Financial markets are noisy and non-stationary, making alpha mining highly sensitive to noise in backtesting results and sudden market regime shifts. While recent agentic frameworks improve alpha mining automation, they often lack controllable multi-round search and reliable reuse of validated experience. To address these challenges, we propose QuantaAlpha, an evolutionary alpha mining framework that treats each end-to-end mining run as a trajectory and improves factors through trajectory-level mutation and crossover operations. QuantaAlpha localizes suboptimal steps in each trajectory for targeted revision and recombines complementary high-reward segments to reuse effective patterns, enabling structured exploration and refinement across mining iterations. During factor generation, QuantaAlpha enforces semantic consistency across the hypothesis, factor expression, and executable code, while constraining the complexity and redundancy of the generated factor to mitigate crowding.

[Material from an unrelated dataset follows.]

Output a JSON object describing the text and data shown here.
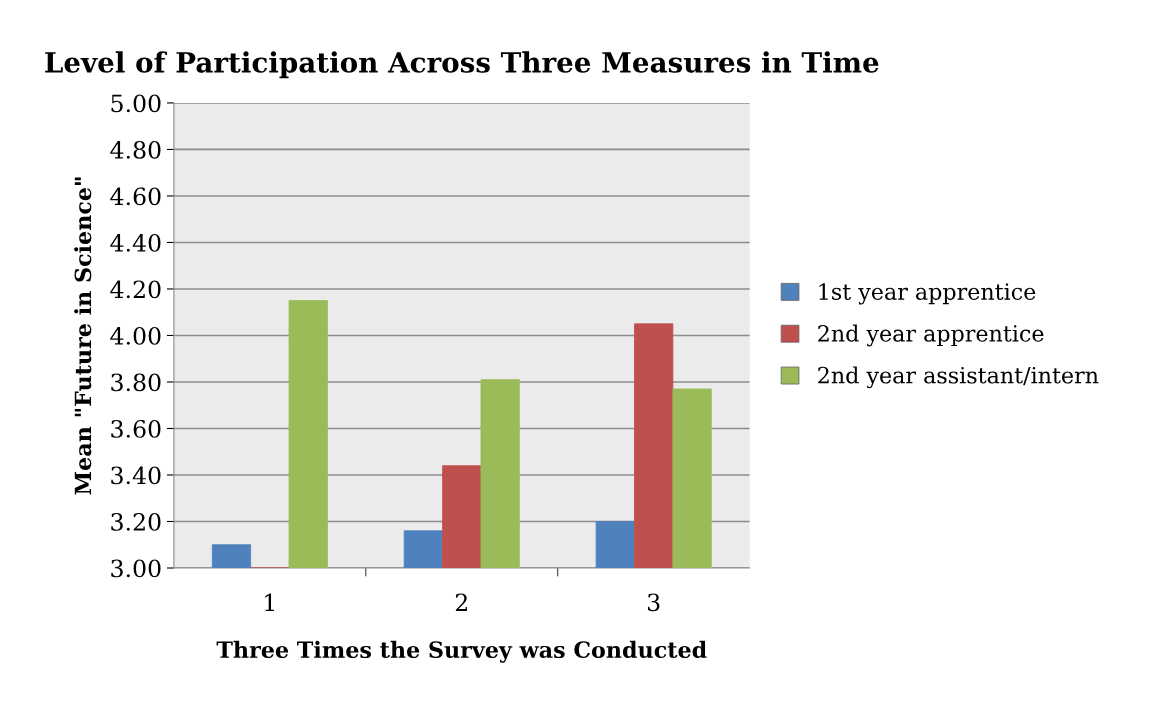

Extensive experiments on the China Securities Index 300 (CSI 300) demonstrate consistent gains over strong baseline models and prior agentic systems. When utilizing GPT-5.2, QuantaAlpha achieves an Information Coefficient (IC) of 0.1501, with an Annualized Rate of Return (ARR) of 27.75% and a Maximum Drawdown (MDD) of 7.98%. Moreover, factors mined on CSI 300 transfer effectively to the China Securities Index 500 (CSI 500) and the Standard & Poor's 500 Index (S&P 500), delivering 160% and 137% cumulative excess return over four years, respectively, which indicates strong robustness of QuantaAlpha under market distribution shifts.